ROANOKE TIMES

                         Roanoke Times
                 Copyright (c) 1995, Landmark Communications, Inc.

DATE: SUNDAY, September 24, 1995                   TAG: 9509250108
SECTION: VIRGINIA                    PAGE: A-6   EDITION: METRO 
SOURCE: SHEBA WHEELER STAFF WRITER
DATELINE:                                 LENGTH: Medium


OPENING DOOR REVEALS NIGHTMARE

ABANDONED PROPERTY can become a secret playground for children or a haven for drug dealers and drunken vagrants.

The smell of rotting food, spilled liquor, feces and urine is overwhelming as the Roanoke building inspector opens the door and cautiously steps inside the house at 928 Stewart Ave. S.E.
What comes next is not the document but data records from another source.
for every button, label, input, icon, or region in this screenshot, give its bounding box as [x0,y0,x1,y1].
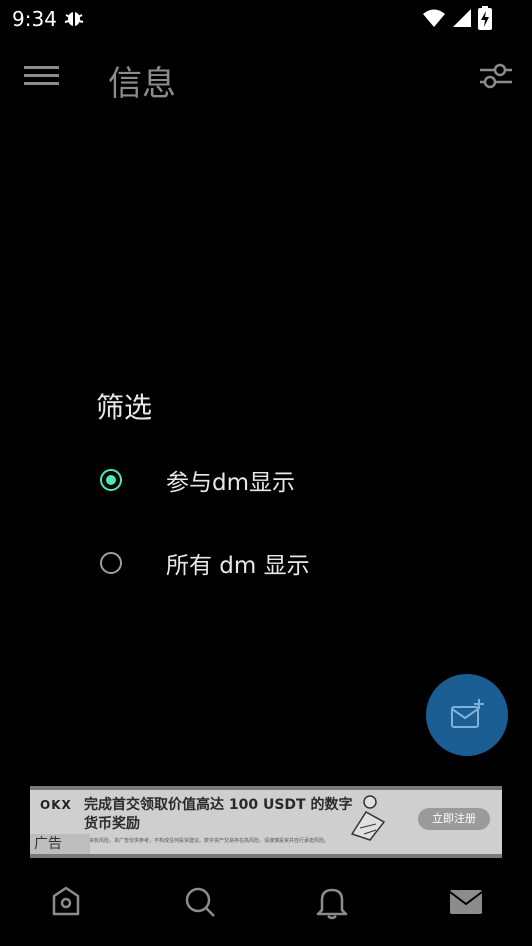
ad-brand-logo: OKX [40,798,72,812]
radio-button-checked[interactable] [100,469,122,491]
page-title: 信息 [108,64,176,104]
filter-option-label: 参与dm显示 [166,470,296,496]
new-message-fab[interactable] [426,674,508,756]
status-bar: 9:34 [0,0,532,36]
app-bar: 信息 [0,44,532,108]
filter-option-all[interactable]: 所有 dm 显示 [96,539,416,587]
nav-search[interactable] [180,882,220,922]
ad-illustration-icon [346,794,390,842]
bug-icon [62,6,86,30]
bottom-navigation [0,868,532,938]
hamburger-menu-icon[interactable] [22,60,62,92]
ad-register-button[interactable]: 立即注册 [418,808,490,830]
filter-option-participated[interactable]: 参与dm显示 [96,456,416,504]
ad-disclaimer: 投资有风险，本广告仅供参考，不构成任何投资建议。数字资产交易存在高风险，请谨慎投… [84,838,330,844]
mail-icon [446,890,486,926]
home-icon [46,886,86,926]
wifi-icon [422,7,446,33]
new-message-icon [450,698,486,738]
nav-home[interactable] [46,882,86,922]
nav-notifications[interactable] [312,882,352,922]
filter-dialog-title: 筛选 [96,391,153,424]
filter-option-label: 所有 dm 显示 [166,553,310,579]
nav-messages[interactable] [446,882,486,922]
ad-headline: 完成首交领取价值高达 100 USDT 的数字货币奖励 [84,797,353,832]
bell-icon [312,888,352,926]
filter-sliders-icon[interactable] [476,56,516,96]
ad-banner[interactable]: OKX 完成首交领取价值高达 100 USDT 的数字货币奖励 投资有风险，本广… [30,786,502,858]
radio-button-unchecked[interactable] [100,552,122,574]
ad-label-badge: 广告 [30,834,90,854]
signal-icon [452,8,472,32]
battery-charging-icon [478,6,492,34]
status-time: 9:34 [12,7,57,31]
search-icon [180,887,220,926]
Neighbors had filed complaints that the house was open and accessible to "street people," and inspector David Hatchett had been to the house several times since its abandonment to prepare it for demolition.

"Be real careful where you step, and let me go in first," Hatchett said as he led the way through a maze of crushed beer cans and empty wine bottles. He took a reporter and photographer with him one morning as he inspected abandoned homes in various stages of deterioration.

Experience has taught Hatchett that abandoned property can become the secret playground for curious neighborhood children or the nesting ground for drug dealers and drunken vagrants.

The outside of the house appears rather sturdy - the yard needs a good mowing, but otherwise the property looks decent and livable. A small porch seat beckons invitingly.

But opening the door reveals a nightmare.

Clothing is strewn on the floor, which is littered with filth. Holes and gashes as large as two fists scar the walls. An easy chair lies on its side, torn and soiled. Hatchett's advice to watch your step is prompted by two concerns: The floor is weak and could collapse in some sections, or you could step on a used needle.

The family who lived in the house has been gone for months, but even now, it still feels as though you are invading someone's personal space behind the boarded doors.

A doll's crushed head and one roller skate lie upstairs in the children's room. In the closet is a dingy tennis shoe.

Though wrinkled and water-stained, a letter signed with love from Deb lies in a pile of children's school pictures and posters of the "Home Alone" movie series.

On a downstairs wall hangs a veteran's plaque issued by President Reagan, amazingly intact and spotlessly clean.

It's hard to imagine how a family could live in a house where one can feel the sun's hot rays through an enormous hole in the kitchen ceiling. You can see the clouds drifting by on a bright day. Heavy rains would have flowed like a mountain stream from the kitchen, through the hallway and into the living room.

What caused the hole?

"It wasn't a fire," Hatchett said. "This was water rot. It would have taken years for this to develop, and they lived through it all without ever complaining to us once about it. People will live in circumstances that you would never believe."

Ironically, before the tenants abandoned the house, they installed new windows that must have cost a few hundred dollars in the bedrooms upstairs, Hatchett said.

"I see it and I deal with it every day, but I don't understand it," he said. "And I don't think I want to."

Hatchett said it was questionable whether landlords Thomas B. Heatherington of Texas and Richard D. Vitullo of Roanoke knew of the house's condition.

"It is unconscionable for me to think that a landlord could not have known what shape their property was in," Hatchett said. "If they had bothered to even drive by it once in the time that it took that roof to collapse, they could have seen it from the alley."

Hatchett took Vitullo to court, but when Vitullo declared bankruptcy, the bank was forced to reclaim the property, and the judge ordered the city to demolish it. It would cost the city anywhere from $7,000 to $10,000 to have a contractor demolish the house.

The house was built at the turn of the century and probably had been occupied by a number of families, but it would take less than four days to crush it with a bulldozer.

Vitullo, who moved out of his apartment on Circle Brook Drive several months ago, could not be reached for comment. It could not be determined where in Texas Heatherington lives.

"Richard Vitullo was forced into bankruptcy because of what his tenants did to the property," said Marc Small, the lawyer who represented Vitullo in court. Small said Vitullo would not comment on the property's tenant history, nor would he comment on actions he took as landlord.